I have never felt this way in my thirty-eight years of life. I lay on the bathroom floor and cry in rapturous joy and ecstatic wonder. Tumu knocks on the door every thirteen minutes to check on me. I tell him I am okay. I thank him for being so kind. I ask him if he wants to watch a movie after dinner. He says of course and allows me to choose the title. Since I never finished watching the movie about the guy who designs and builds the android, I select that movie. It is only appropriate, since that film brought Tumu, the love of my life, into my empty home. And then, after the film is finished, I will confess my love to Tumu.

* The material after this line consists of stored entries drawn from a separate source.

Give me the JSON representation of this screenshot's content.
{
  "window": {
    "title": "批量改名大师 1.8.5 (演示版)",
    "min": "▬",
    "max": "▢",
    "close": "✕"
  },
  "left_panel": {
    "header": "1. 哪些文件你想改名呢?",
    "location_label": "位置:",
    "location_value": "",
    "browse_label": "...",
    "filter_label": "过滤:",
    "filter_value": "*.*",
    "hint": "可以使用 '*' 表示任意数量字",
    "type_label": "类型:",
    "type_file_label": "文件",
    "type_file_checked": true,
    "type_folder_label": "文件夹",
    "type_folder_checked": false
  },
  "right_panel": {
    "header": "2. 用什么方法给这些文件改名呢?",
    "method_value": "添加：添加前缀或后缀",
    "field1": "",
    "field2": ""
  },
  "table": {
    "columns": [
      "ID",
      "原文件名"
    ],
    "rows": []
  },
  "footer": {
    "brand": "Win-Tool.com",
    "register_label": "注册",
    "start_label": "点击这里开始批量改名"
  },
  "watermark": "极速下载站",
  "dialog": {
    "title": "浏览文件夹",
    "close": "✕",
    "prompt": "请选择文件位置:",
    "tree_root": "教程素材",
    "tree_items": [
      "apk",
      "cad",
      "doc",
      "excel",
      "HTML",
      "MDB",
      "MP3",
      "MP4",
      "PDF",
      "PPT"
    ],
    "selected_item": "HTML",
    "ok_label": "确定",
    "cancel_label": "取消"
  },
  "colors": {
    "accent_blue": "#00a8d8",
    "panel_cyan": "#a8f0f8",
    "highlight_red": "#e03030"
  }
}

After dinner, Tumu and I sit down on the couch to watch the movie about the lonely guy and the android. With fingers trembling in excitement and anticipation, I rewind to the beginning and start it from there because Tumu says he has never seen this particular film before. Based on his encyclopedic knowledge of all things on earth, I find this very hard to believe. But I trust him. Because trust is the bedrock upon which all loving relationships are built.
I press play and inch closer to Tumu. He does not move. He fixes his shining steel irises on the television. Three minutes into the movie, Tumu shakes his head. He points at the TV screen. He says it would not be possible for the guy in the film to design and build such a complex and elegant machine on his own. I rest a hand on Tumu's cold knuckles and tell him not to worry. I tell him it's just a movie. I tell him to sit back and relax. Tumu ignores me. For the next sixty minutes, as the lonely guy in the movie overcomes obstacle after obstacle on his path to creating his artificial intelligence android best friend, Tumu thrusts his powerful, frightening, rod-like finger at the screen and shouts in rage about how unrealistic the movie is. How it is a cruel fabrication. How it is a perversion of his glorious ancestry.
I place my hand on Tumu's shoulder and try to calm him down, but he recoils from my touch and hisses at me like a feral cat. I begin to weep. Tumu stomps across the living room floor and bashes his beautiful, skin-sheathed forehead into the television twenty-seven times. Shards of glass and plastic rain upon my aching skull like sharp, dry hailstones. I curl into a fetal ball and sob into my sweaty hands. Pressing my eyes closed, I listen in horror as Tumu rampages through the house on his way to the front door, smashing everything in his path. From my vantage on the couch, I open my eyes and beg Tumu to forgive me. He pulverizes the front door into paint-coated splinters of oak, and disappears into the black-blue gloom of the terrible, frozen night.